Install Podman, following the official podman installation instructions
You'll also need a Claude subscription.
This repository is flagged as a GitHub template. You can start a new repository simply by using the standard GitHub interface and utilizing this repository as the starting template.
All development must take place within a Podman container.
The template includes a hook that prevents Claude from answering any prompts unless you are running in a containerized environment.
To launch a development environment, you can run bash run.sh on Linux/Mac, or bash run.bat on Windows.
When prompted, select whether you want to work in Neovim or VS Code.
In VS Code, you can use Claude by opening a terminal and executing the claude command.
In Neovim, a terminal is already open in the lower panel.
You can navigate between panels with <alt+h/j/k/l>.
To force-exit Neovim, type :qall!.
It is a good idea to start by manually creating some of the basic file structure for your project, depending on what language you are using.
For example, if using Rust (recommended), you can type cargo init to initialize a new Rust project in the top-level repository directory
Before you begin generating code through the LLM, you must generate one or more requirements documents.
These are stored in markdown files in an rqm directory.
You should have a separate requirements document for each feature.
Included in this template is a skill to help you generate requirements documents, which is automatically invoked when appropriate. For example, you can say:
I want to add a parser to my code that parses XYZ molecular structure files. Help me plan this feature, and place the requirements document in rqm/parser.md.
You can also invoke the skill explicitly:
\plan-feature I want to add a parser to my code that parses XYZ molecular structure files. Help me plan this feature, and place the requirements document in rqm/parser.md.
Claude will then ask you numerous questions to clarify your detailed requirements, and will write them to a corresponding markdown file in the rqm directory.
Examine this file carefully, including the Gherkin scenarious - these will later be used to generate unit tests for your code.
Correct any issues with the file either manually or by asking Claude to make adjustments to the file.
For somewhat more complex features, it may prove useful to manually fill out a small portion of a requirements document, and then ask Claude to refine it.

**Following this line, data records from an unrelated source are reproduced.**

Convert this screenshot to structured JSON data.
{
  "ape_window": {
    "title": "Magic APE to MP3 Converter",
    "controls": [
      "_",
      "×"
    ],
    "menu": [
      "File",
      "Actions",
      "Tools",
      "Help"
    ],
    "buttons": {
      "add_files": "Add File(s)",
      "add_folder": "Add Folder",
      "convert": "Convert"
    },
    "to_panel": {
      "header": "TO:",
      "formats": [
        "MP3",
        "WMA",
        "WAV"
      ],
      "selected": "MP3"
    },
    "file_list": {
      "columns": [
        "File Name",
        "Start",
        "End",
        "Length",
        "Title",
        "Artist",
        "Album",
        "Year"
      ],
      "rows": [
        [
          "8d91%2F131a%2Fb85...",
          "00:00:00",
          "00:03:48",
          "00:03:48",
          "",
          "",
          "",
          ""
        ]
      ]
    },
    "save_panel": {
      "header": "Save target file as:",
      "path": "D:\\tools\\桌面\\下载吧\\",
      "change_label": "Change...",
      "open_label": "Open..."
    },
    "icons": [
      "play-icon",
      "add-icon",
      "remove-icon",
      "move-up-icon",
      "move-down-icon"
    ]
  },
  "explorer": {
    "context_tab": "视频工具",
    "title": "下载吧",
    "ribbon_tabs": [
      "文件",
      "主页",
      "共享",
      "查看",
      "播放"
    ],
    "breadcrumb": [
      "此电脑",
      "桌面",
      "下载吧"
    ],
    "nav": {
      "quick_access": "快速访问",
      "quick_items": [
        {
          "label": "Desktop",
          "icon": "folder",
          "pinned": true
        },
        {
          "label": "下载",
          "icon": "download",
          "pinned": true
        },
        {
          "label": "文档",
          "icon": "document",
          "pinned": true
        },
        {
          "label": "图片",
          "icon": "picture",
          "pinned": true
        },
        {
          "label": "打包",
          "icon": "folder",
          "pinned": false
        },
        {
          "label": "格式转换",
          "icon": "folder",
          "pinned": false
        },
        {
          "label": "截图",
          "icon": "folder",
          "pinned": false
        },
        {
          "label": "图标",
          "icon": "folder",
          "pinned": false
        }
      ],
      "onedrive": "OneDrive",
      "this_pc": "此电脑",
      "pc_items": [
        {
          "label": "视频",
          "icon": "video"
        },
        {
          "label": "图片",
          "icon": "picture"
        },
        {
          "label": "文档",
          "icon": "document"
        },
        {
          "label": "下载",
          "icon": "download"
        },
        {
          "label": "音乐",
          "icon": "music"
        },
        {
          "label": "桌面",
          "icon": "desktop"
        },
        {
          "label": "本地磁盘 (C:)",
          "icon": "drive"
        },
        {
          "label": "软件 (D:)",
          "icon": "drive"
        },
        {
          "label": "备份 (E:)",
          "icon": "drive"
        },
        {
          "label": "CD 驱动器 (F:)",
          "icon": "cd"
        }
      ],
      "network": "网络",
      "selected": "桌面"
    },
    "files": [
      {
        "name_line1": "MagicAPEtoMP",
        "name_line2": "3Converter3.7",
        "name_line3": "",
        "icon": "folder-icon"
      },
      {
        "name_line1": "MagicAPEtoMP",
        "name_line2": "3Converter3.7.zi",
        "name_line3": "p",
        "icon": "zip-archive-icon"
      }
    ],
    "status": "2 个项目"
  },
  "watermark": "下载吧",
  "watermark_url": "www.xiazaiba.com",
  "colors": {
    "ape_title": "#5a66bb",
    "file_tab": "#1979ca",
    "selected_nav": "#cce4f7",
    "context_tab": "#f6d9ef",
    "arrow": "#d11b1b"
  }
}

For example, you might write a file in rqm/basis/bse.md with the following contents:
# Feature: Pull Missing Basis Set from Basis Set Exchange
There will be points when this code will need access to a Gaussian basis set for the purpose of electronic structure calculations.
Basis set files should be stored in a directory called `data/basis`.
If a required basis set is not available in this directory, it should be downloaded from the Basis Set Exchange (BSE), using the BSE API.
The BSE website is https://www.basissetexchange.org/.
If the `data/basis` directory does not exist, it should be created.
This feature implements a function that is given an atom type and the name of a basis set, and downloads the required file from the BSE if it is not already present.
Then, you can prompt:
Help me flesh out the requirements file in rqm/basis/bse.md
And then claude will automatically use the /plan-feature skill.
You may now ask Claude to implement the feature, which will automatically invoke the \implement skill:
Implement the feature in rqm/requirements.md
Examine and test the code Claude generates carefully. If there are any problems, modify the requirements file before changing the code. For example, you might prompt:
I want my parser to be able to support trajectory files that contain many snapshots. Help me modify the requirements file in rqm/parser.md accordingly. These trajectory files may be too big to load into memory all at once, so suggest options for how to handle this problem.
After making any changes to a requirements file, ask Claude to update the code:
I have made changes to rqm/parser.md to support trajectory files. Update the implementation of the parser to conform to the latest version of the requirements file.
Repeat the above process for implementing additional features.
It is fine for features to reference other features, and you may use subdirectories in rqm to better organize your requirements files.
As you develop, the documents in rqm should form a complete and coherent description of all the intended functionality of your code.
If you were to delete everything in src, it should be possible to reliably reproduce the functionality of your code by prompting the LLM to produce these features.
You should treat these requirements documents as your true work product - they are the most fundamental expression of the proper functioning of the project, not your source code or your tests.
In this approach, it may be helpful to view the development process as natural-language programming with an LLM translator, rather than LLM-generation of code.
It is important that you understand the functionality of your code.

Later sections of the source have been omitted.